When we were kids, Eli would always be up before me, at least over summer break. I’d be dragging myself out of bed and he’d already be waiting for me in Ruth’s kitchen, dressed and ready fora packed schedule. “You’ll sleep when you’re dead,” he told me one morning when I grumbled that I didn’t want to go swim at eight in the morning in ice-cold water.
“Eli, I’d swear sometimes it’s hard to believe you’re not a ninety-year-old in a seventeen-year-old’s body,” I said, my pillow probably still stamped in my face. The only person I’d ever heard use this expression was Ruth.
“I’ll try not to take it personally.”
“You should. It was a very personal attack.”

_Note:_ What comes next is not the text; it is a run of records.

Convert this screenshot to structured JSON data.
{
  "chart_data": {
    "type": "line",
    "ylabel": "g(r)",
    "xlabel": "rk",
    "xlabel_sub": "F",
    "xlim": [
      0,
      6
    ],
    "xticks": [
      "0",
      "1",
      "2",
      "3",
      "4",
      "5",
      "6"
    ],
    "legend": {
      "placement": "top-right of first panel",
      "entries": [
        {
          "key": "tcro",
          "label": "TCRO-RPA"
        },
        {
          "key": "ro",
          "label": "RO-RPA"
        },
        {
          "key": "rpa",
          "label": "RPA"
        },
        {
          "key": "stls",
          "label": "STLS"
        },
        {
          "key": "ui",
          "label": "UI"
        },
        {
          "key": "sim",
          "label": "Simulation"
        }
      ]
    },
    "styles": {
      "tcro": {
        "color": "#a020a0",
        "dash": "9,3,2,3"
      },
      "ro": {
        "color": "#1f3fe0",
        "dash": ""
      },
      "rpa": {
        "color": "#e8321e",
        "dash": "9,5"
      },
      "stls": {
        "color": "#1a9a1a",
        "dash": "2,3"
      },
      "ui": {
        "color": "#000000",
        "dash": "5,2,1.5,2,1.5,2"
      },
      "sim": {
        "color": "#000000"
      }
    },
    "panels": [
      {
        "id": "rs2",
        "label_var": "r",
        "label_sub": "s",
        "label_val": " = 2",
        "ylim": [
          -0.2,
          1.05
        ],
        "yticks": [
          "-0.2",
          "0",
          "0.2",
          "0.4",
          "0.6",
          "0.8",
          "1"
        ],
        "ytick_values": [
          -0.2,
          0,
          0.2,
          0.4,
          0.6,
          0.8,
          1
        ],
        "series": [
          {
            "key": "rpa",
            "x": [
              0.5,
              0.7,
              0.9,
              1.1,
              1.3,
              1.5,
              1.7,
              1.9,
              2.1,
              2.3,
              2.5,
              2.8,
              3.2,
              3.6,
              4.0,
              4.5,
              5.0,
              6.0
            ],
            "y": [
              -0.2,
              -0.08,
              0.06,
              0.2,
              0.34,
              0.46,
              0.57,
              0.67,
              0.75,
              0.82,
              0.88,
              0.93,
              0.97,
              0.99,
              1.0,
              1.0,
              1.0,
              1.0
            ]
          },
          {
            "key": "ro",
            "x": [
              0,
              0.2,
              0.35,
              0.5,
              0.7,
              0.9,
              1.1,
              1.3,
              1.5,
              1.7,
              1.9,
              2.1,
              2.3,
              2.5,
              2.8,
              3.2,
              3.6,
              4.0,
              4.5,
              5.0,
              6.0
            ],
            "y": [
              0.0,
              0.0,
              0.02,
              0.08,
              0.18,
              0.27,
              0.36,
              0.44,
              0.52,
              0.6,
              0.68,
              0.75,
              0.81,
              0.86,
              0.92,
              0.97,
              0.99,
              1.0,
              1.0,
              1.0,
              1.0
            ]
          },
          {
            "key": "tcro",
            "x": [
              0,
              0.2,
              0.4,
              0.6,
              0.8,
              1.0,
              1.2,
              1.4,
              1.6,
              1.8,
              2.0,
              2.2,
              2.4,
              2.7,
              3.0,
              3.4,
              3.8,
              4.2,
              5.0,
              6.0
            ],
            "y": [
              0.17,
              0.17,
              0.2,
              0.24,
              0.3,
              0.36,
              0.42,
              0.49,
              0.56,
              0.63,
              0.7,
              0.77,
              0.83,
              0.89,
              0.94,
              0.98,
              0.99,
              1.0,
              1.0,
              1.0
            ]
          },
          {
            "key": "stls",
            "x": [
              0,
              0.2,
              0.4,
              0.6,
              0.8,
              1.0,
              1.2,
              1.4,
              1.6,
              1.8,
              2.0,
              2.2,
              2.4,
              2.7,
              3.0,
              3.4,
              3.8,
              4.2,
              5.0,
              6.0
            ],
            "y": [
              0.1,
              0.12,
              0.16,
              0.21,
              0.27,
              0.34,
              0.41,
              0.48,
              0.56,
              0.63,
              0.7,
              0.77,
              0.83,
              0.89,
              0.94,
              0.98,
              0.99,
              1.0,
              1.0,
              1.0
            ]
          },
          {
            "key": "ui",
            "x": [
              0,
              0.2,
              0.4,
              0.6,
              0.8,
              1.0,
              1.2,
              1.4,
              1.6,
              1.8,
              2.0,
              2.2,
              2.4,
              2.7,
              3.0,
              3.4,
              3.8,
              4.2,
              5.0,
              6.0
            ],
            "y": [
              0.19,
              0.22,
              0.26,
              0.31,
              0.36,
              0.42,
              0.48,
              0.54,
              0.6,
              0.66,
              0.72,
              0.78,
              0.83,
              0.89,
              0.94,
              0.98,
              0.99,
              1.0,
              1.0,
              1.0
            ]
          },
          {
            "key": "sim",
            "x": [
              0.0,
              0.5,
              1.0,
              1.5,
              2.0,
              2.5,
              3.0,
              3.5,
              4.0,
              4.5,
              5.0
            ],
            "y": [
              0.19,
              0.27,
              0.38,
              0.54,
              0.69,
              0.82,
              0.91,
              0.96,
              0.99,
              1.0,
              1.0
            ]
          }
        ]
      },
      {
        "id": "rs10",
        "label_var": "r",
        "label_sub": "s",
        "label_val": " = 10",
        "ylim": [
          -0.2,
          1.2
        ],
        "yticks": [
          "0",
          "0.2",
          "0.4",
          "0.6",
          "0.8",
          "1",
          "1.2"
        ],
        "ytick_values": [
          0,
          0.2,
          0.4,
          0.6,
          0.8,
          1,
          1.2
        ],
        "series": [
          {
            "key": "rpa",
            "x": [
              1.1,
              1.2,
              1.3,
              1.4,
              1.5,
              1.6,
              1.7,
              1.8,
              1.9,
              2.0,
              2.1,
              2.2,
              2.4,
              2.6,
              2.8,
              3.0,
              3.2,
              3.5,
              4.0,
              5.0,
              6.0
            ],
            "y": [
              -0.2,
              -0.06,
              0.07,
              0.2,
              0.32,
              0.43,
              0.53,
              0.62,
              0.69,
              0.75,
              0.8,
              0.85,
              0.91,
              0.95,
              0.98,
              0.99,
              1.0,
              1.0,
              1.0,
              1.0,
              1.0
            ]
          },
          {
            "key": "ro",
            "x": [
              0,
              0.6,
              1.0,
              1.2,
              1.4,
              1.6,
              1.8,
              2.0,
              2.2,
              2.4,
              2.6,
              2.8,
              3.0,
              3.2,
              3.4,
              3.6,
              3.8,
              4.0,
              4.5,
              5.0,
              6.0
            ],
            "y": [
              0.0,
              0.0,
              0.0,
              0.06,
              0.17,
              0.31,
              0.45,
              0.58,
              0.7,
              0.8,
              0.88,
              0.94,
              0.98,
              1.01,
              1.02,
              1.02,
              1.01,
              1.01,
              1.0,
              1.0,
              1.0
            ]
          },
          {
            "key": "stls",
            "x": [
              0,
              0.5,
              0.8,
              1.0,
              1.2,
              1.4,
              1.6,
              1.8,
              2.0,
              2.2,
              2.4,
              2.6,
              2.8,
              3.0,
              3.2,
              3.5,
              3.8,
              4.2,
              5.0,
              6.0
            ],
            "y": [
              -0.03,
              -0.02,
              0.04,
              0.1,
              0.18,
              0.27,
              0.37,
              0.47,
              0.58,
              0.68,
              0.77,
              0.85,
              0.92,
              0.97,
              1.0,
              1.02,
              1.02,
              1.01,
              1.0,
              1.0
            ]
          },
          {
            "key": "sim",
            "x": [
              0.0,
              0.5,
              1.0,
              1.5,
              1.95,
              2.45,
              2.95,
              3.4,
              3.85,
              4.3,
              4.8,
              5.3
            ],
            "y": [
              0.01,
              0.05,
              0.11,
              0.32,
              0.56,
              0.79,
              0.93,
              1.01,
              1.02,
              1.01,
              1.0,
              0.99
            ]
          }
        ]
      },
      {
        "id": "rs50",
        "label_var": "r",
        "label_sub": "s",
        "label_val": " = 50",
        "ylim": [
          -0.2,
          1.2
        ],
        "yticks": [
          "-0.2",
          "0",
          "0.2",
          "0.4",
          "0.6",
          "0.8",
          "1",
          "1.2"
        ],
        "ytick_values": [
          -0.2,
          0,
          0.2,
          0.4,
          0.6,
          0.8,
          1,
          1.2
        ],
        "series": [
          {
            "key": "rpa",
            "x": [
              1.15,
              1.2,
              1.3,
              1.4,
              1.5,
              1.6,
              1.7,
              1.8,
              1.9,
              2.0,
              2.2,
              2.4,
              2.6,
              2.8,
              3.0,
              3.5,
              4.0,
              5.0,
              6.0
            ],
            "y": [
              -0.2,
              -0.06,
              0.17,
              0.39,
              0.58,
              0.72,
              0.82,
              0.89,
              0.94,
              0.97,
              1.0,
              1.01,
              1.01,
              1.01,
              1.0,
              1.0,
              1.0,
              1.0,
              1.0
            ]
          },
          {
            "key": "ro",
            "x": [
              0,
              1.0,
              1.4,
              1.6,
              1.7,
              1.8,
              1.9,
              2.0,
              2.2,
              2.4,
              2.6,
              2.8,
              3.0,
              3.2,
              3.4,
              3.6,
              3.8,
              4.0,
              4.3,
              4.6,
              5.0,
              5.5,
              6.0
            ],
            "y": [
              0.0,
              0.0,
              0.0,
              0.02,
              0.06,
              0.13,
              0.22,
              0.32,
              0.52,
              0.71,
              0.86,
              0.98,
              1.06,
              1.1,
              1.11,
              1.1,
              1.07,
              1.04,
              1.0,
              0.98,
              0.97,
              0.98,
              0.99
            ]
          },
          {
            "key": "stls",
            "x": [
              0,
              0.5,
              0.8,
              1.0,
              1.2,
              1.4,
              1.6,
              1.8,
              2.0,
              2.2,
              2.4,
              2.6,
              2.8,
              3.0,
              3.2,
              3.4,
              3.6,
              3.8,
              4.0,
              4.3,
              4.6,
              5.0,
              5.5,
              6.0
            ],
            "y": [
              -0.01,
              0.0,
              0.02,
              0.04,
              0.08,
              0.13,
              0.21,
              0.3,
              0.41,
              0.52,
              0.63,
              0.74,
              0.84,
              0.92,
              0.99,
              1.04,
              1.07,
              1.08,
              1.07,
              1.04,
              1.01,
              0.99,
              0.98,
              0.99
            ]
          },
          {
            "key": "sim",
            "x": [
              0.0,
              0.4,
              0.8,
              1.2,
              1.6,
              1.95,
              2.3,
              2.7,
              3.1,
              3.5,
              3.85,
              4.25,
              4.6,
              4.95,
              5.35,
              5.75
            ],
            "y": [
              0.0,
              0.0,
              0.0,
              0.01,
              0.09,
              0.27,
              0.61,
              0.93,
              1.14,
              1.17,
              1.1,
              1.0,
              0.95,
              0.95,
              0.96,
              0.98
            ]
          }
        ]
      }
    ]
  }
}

He grinned, grooves that would become smile wrinkles already etched into his skin.
That jumpy, almost hyper-excited kid is nowhere to be seen.
“Sorry I’m so late,” he says now, padding over to the fridge. His shoes are off, and even though I’ve been in his house all evening, it feels strangely intimate, to be seeing him like this, knowing what kind of brand of socks he uses now. Like I haven’t earned that privilege.
“It’s fine. I had a great time.” What I don’t say is I played with Zoe for almost an hour before I finally enforced her bedtime. I couldn’t get myself to burst her bubble. She wanted to show me every toy she owned, words spilling out of her faster than she could think them. In an hour, she went through her favorite animals—starting with the Froot Loops toucan—her dream vacation destination—the swamp from The Princess and the Frog—and what we wanted to do when we were grownups—I reminded her Iama grown-up, and she went with a magician.
I don’t know where Eli got the idea that his little girl is shy.
By the time I got her to bed, she fell asleep before I could finish the first page of the book she’d chosen.
Eli stops by the couch to give me a doubtful look, then walks to the kitchen and grabs a bottle of beer from the fridge. “Want one?”
It’s almost two in the morning. I shake my head.
He pops the cap before taking a seat on the opposite end of the couch. After taking a long sip, he says, “It shouldn’t have fallen on you. I’m sorry.”